Six months ago Rye News was launched. Online. That’s where its future will always be. But today we’ve made an important move into print. We’re proud to be in that Rye institution Fixtures – to bring our online content to a wider local readership, to offer a flavour of our paper on the inked page.
For Fixtures this is also new territory. Ian Foster of Adams describes it as a milestone. This is the first time since it was founded in 1935 that the monthly publication has carried editorial. It will, too, from now on, offer full colour. Our pages have it. Advertisers can have the same.
We cannot fit all our content in Fixtures. What we are offering is a taste of the fine writing by our small core team: Charles Harkness, Richard Comotto, Tony McLaughlin, Seana Lanigan, Dan Lake, Britainy Rae, Tim Redfern, Jane Nunn, Ray Prewer, Neale East, John Izod, Dennis Leeds-George and Kenneth Bird.
That small band is joined by other fine writers: Nick Taylor, Simon Wright (farming), John Howlett, Mary Smith and Granville Bantick (politics), Gill Clamp (health), Derick Holman and Anthony Kimber. Sport is a great mix: Martin Blincow and Joe Lovell (cricket), Richard Hopper (sailing), Zoe Richmond-Watson (tennis), Darren Smith (golf), the entertaining duo Shane and Charmaine Ridgers, David Mayne and Ali MacDonald (all football). Plus more. The list of writers grows because they, like the rest of the team, believe in community. Part of the community wants to read local stories in print. This is for them.
Our ties with Fixtures go back to our origins. In one of those typical chats that most of us have in our daily lives, Kenneth Bird and Foster talk about the “appalling” lack of local news. Now, instead of talk there is action. Foster tells the genial Bird that he should do something about it. Bird did. Rye News.
Rye News is run by volunteers. It is done freely. For no profit. We’re here to publish the issues that concern us, whether or not that makes for comfortable reading for some. We’re here to promote our welfare and the 100-plus voluntary groups that make a massive contribution to the quality of our lives. Rye is alive and kicking, so is Rye News.

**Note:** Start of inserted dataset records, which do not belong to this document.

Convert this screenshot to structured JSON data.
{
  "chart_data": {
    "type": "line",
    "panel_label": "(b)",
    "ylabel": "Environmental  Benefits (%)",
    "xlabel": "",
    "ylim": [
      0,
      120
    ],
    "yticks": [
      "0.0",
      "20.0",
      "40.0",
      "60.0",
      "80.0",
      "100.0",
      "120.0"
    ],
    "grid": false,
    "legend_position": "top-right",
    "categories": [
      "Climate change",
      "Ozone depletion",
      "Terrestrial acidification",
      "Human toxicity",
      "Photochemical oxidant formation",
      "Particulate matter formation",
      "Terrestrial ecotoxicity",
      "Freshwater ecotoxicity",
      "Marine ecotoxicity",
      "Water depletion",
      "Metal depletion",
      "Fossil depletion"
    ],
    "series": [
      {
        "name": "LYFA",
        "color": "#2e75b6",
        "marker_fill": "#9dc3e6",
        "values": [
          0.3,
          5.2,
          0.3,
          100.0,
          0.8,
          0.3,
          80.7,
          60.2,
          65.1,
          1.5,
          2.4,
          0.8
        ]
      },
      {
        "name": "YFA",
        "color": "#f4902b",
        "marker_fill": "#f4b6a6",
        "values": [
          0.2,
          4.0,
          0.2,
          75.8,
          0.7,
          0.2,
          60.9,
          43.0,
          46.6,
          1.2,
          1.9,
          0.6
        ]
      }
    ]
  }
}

Our volunteers write about the things that interest them. We don’t write your story. If you have a story, write it yourself. We’ll publish. If you have an opinion on local issues, write it. We’ll publish. You want to take a photo for us, take it. We’ll publish. Join in. Help to expand our coverage. Because this is our and your community newspaper.
Remember: we – all of us who live here – make Rye News what it is.